Adão e Eva surgiram juntos, ao mesmo tempo. Fazia uns dias já,
desde logo após as amebas, que Deus inventara os animais em dupla. E
inventara o sexo. Deus gostou da ideia e adotou o sexo como padrão a
partir dali. Pois, convenhamos: ver um sexo animal era bem mais
divertido do que ver bolinhas moles se dividindo sozinhas!
Mas
a criação de Adão e Eva logo virou um problema. Esta certo que
eles falavam, mas falavam o tempo todo. E eram meio chatos,
repetitivos. Adão entrou numas de contemplação Riponga e saiu
saltitante pelo campo maravilhado com as belezas da criação. As
vezes voltava com uma flor na mão, uma minhoca sua nova melhor
amiga, um celular conectado no face book.. Tudo para Adão era
divino.
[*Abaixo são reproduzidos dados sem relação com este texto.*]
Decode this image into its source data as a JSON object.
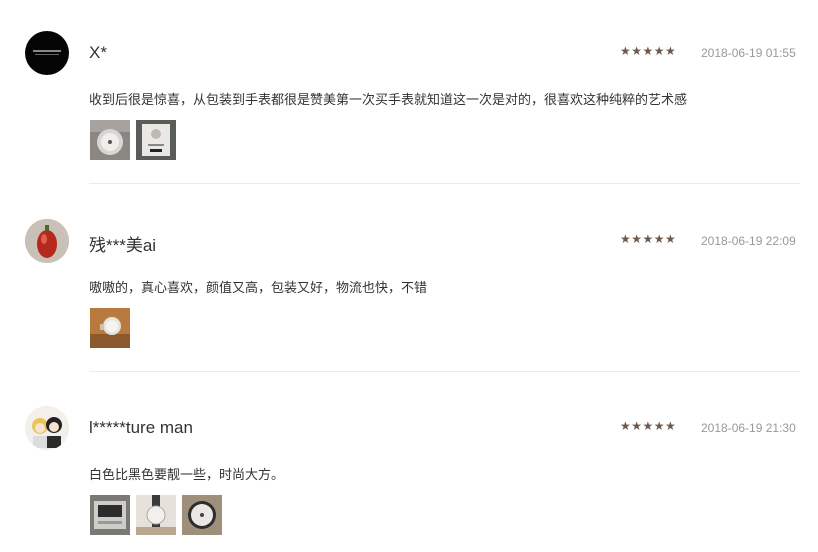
{
  "reviews": [
    {
      "user": "X*",
      "stars": "★★★★★",
      "rating": 5,
      "date": "2018-06-19 01:55",
      "text": "收到后很是惊喜，从包装到手表都很是赞美第一次买手表就知道这一次是对的，很喜欢这种纯粹的艺术感",
      "avatar_icon": "black-logo-avatar-icon",
      "photos": [
        "watch-photo-icon",
        "watch-box-photo-icon"
      ]
    },
    {
      "user": "残***美ai",
      "stars": "★★★★★",
      "rating": 5,
      "date": "2018-06-19 22:09",
      "text": "嗷嗷的，真心喜欢，颜值又高，包装又好，物流也快，不错",
      "avatar_icon": "red-fruit-avatar-icon",
      "photos": [
        "wrist-watch-photo-icon"
      ]
    },
    {
      "user": "l*****ture man",
      "stars": "★★★★★",
      "rating": 5,
      "date": "2018-06-19 21:30",
      "text": "白色比黑色要靓一些，时尚大方。",
      "avatar_icon": "cartoon-couple-avatar-icon",
      "photos": [
        "watch-box-photo-icon",
        "watch-strap-photo-icon",
        "watch-face-photo-icon"
      ]
    }
  ]
}
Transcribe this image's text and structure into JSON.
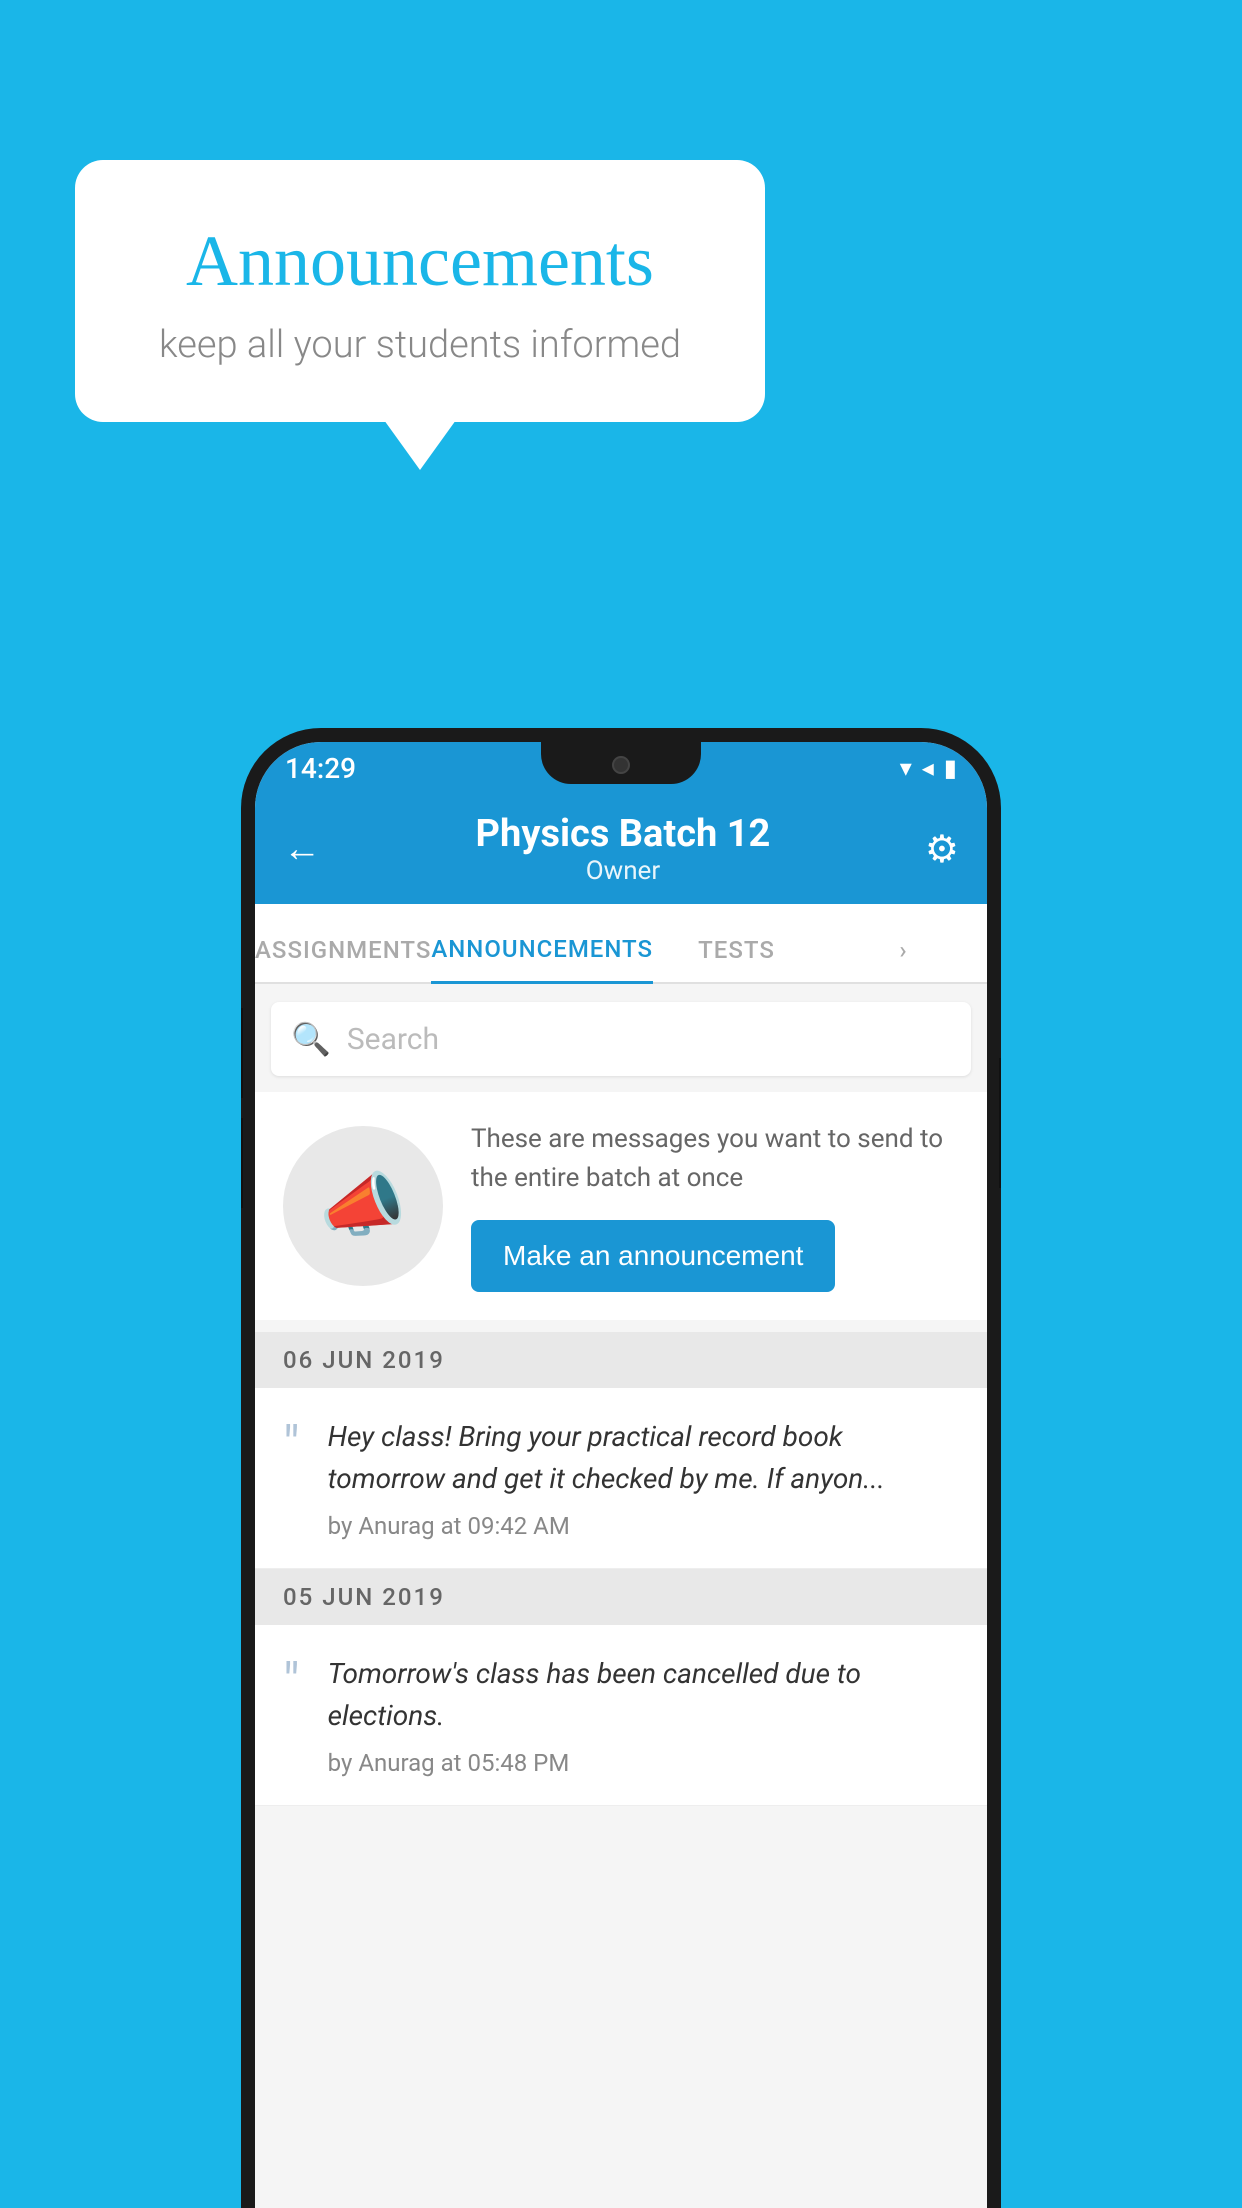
{
  "bubble": {
    "title": "Announcements",
    "subtitle": "keep all your students informed"
  },
  "status_bar": {
    "time": "14:29",
    "wifi": "▾",
    "signal": "▲",
    "battery": "▮"
  },
  "header": {
    "title": "Physics Batch 12",
    "subtitle": "Owner",
    "back_label": "←",
    "gear_label": "⚙"
  },
  "tabs": [
    {
      "label": "ASSIGNMENTS",
      "active": false
    },
    {
      "label": "ANNOUNCEMENTS",
      "active": true
    },
    {
      "label": "TESTS",
      "active": false
    },
    {
      "label": "›",
      "active": false
    }
  ],
  "search": {
    "placeholder": "Search"
  },
  "promo": {
    "description": "These are messages you want to send to the entire batch at once",
    "button_label": "Make an announcement"
  },
  "announcements": [
    {
      "date": "06  JUN  2019",
      "message": "Hey class! Bring your practical record book tomorrow and get it checked by me. If anyon...",
      "by": "by Anurag at 09:42 AM"
    },
    {
      "date": "05  JUN  2019",
      "message": "Tomorrow's class has been cancelled due to elections.",
      "by": "by Anurag at 05:48 PM"
    }
  ]
}
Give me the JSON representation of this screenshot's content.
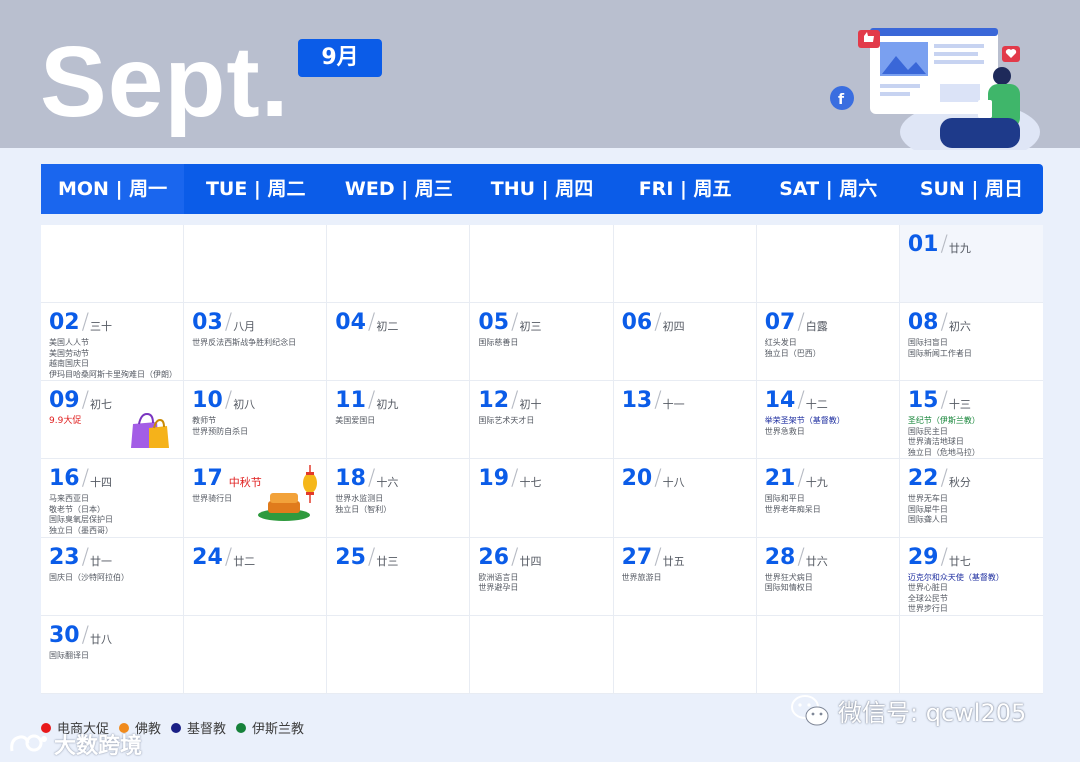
{
  "header": {
    "title": "Sept.",
    "month_badge": "9月"
  },
  "weekdays": [
    "MON | 周一",
    "TUE | 周二",
    "WED | 周三",
    "THU | 周四",
    "FRI | 周五",
    "SAT | 周六",
    "SUN | 周日"
  ],
  "days": {
    "d01": {
      "num": "01",
      "lunar": "廿九"
    },
    "d02": {
      "num": "02",
      "lunar": "三十",
      "events": [
        "美国人人节",
        "美国劳动节",
        "越南国庆日",
        "伊玛目哈桑阿斯卡里殉难日（伊朗）"
      ]
    },
    "d03": {
      "num": "03",
      "lunar": "八月",
      "events": [
        "世界反法西斯战争胜利纪念日"
      ]
    },
    "d04": {
      "num": "04",
      "lunar": "初二"
    },
    "d05": {
      "num": "05",
      "lunar": "初三",
      "events": [
        "国际慈善日"
      ]
    },
    "d06": {
      "num": "06",
      "lunar": "初四"
    },
    "d07": {
      "num": "07",
      "lunar": "白露",
      "events": [
        "红头发日",
        "独立日（巴西）"
      ]
    },
    "d08": {
      "num": "08",
      "lunar": "初六",
      "events": [
        "国际扫盲日",
        "国际新闻工作者日"
      ]
    },
    "d09": {
      "num": "09",
      "lunar": "初七",
      "events": [
        "9.9大促"
      ]
    },
    "d10": {
      "num": "10",
      "lunar": "初八",
      "events": [
        "教师节",
        "世界预防自杀日"
      ]
    },
    "d11": {
      "num": "11",
      "lunar": "初九",
      "events": [
        "美国爱国日"
      ]
    },
    "d12": {
      "num": "12",
      "lunar": "初十",
      "events": [
        "国际艺术天才日"
      ]
    },
    "d13": {
      "num": "13",
      "lunar": "十一"
    },
    "d14": {
      "num": "14",
      "lunar": "十二",
      "events": [
        "举荣圣架节（基督教）",
        "世界急救日"
      ]
    },
    "d15": {
      "num": "15",
      "lunar": "十三",
      "events": [
        "圣纪节（伊斯兰教）",
        "国际民主日",
        "世界清洁地球日",
        "独立日（危地马拉）"
      ]
    },
    "d16": {
      "num": "16",
      "lunar": "十四",
      "events": [
        "马来西亚日",
        "敬老节（日本）",
        "国际臭氧层保护日",
        "独立日（墨西哥）"
      ]
    },
    "d17": {
      "num": "17",
      "lunar": "中秋节",
      "promo": "中秋节",
      "events": [
        "世界骑行日"
      ]
    },
    "d18": {
      "num": "18",
      "lunar": "十六",
      "events": [
        "世界水监测日",
        "独立日（智利）"
      ]
    },
    "d19": {
      "num": "19",
      "lunar": "十七"
    },
    "d20": {
      "num": "20",
      "lunar": "十八"
    },
    "d21": {
      "num": "21",
      "lunar": "十九",
      "events": [
        "国际和平日",
        "世界老年痴呆日"
      ]
    },
    "d22": {
      "num": "22",
      "lunar": "秋分",
      "events": [
        "世界无车日",
        "国际犀牛日",
        "国际聋人日"
      ]
    },
    "d23": {
      "num": "23",
      "lunar": "廿一",
      "events": [
        "国庆日（沙特阿拉伯）"
      ]
    },
    "d24": {
      "num": "24",
      "lunar": "廿二"
    },
    "d25": {
      "num": "25",
      "lunar": "廿三"
    },
    "d26": {
      "num": "26",
      "lunar": "廿四",
      "events": [
        "欧洲语言日",
        "世界避孕日"
      ]
    },
    "d27": {
      "num": "27",
      "lunar": "廿五",
      "events": [
        "世界旅游日"
      ]
    },
    "d28": {
      "num": "28",
      "lunar": "廿六",
      "events": [
        "世界狂犬病日",
        "国际知情权日"
      ]
    },
    "d29": {
      "num": "29",
      "lunar": "廿七",
      "events": [
        "迈克尔和众天使（基督教）",
        "世界心脏日",
        "全球公民节",
        "世界步行日"
      ]
    },
    "d30": {
      "num": "30",
      "lunar": "廿八",
      "events": [
        "国际翻译日"
      ]
    }
  },
  "legend": [
    {
      "label": "电商大促",
      "color": "#e8191b"
    },
    {
      "label": "佛教",
      "color": "#f08a1c"
    },
    {
      "label": "基督教",
      "color": "#1a1f86"
    },
    {
      "label": "伊斯兰教",
      "color": "#16813a"
    }
  ],
  "watermarks": {
    "left": "大数跨境",
    "right": "微信号: qcwl205"
  },
  "colors": {
    "accent": "#0b5ce8",
    "header_band": "#b9bfcf",
    "background": "#eaf0fb"
  }
}
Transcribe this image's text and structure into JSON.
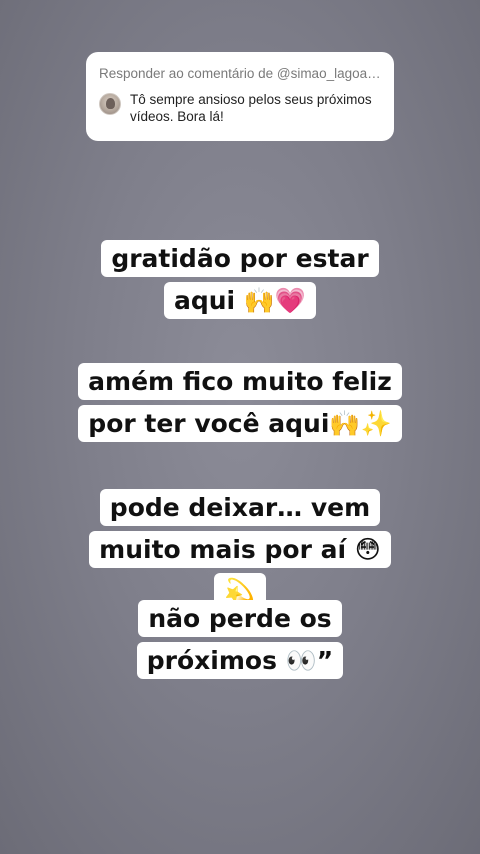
{
  "reply": {
    "header": "Responder ao comentário de @simao_lagoa_...",
    "comment": "Tô sempre ansioso pelos seus próximos vídeos. Bora  lá!"
  },
  "captions": [
    {
      "lines": [
        "gratidão por estar",
        "aqui 🙌💗"
      ]
    },
    {
      "lines": [
        "amém fico muito feliz",
        "por ter você aqui🙌✨"
      ]
    },
    {
      "lines": [
        "pode deixar… vem",
        "muito mais por aí 😳",
        "💫"
      ]
    },
    {
      "lines": [
        "não perde os",
        "próximos 👀”"
      ]
    }
  ]
}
Deus ficou até meio preocupado com essa toda essa animação
saltitante e chegou a pensar: filho meu tem que ser macho!”. Mas
tolerante como era logo desistiu de ações repressivas com seu
saltitante macaco falante.
Com
Eva era pior. Ela vivia reclamando da decoração: “Que papo é
esse da água ser incolor inodora e insípida? Odeio coisa insipida,
que horror..”. “E aquela sacada lá? “, disse Eva apontando ao
monte Everest. “Não dá para fazer mais baixa não? A vista é
boa, mas só maluco para subir lá”. E a pior, a queixa que deus
realmente magoou: “Mas afinal..Quem é o decorador dessa joça?”.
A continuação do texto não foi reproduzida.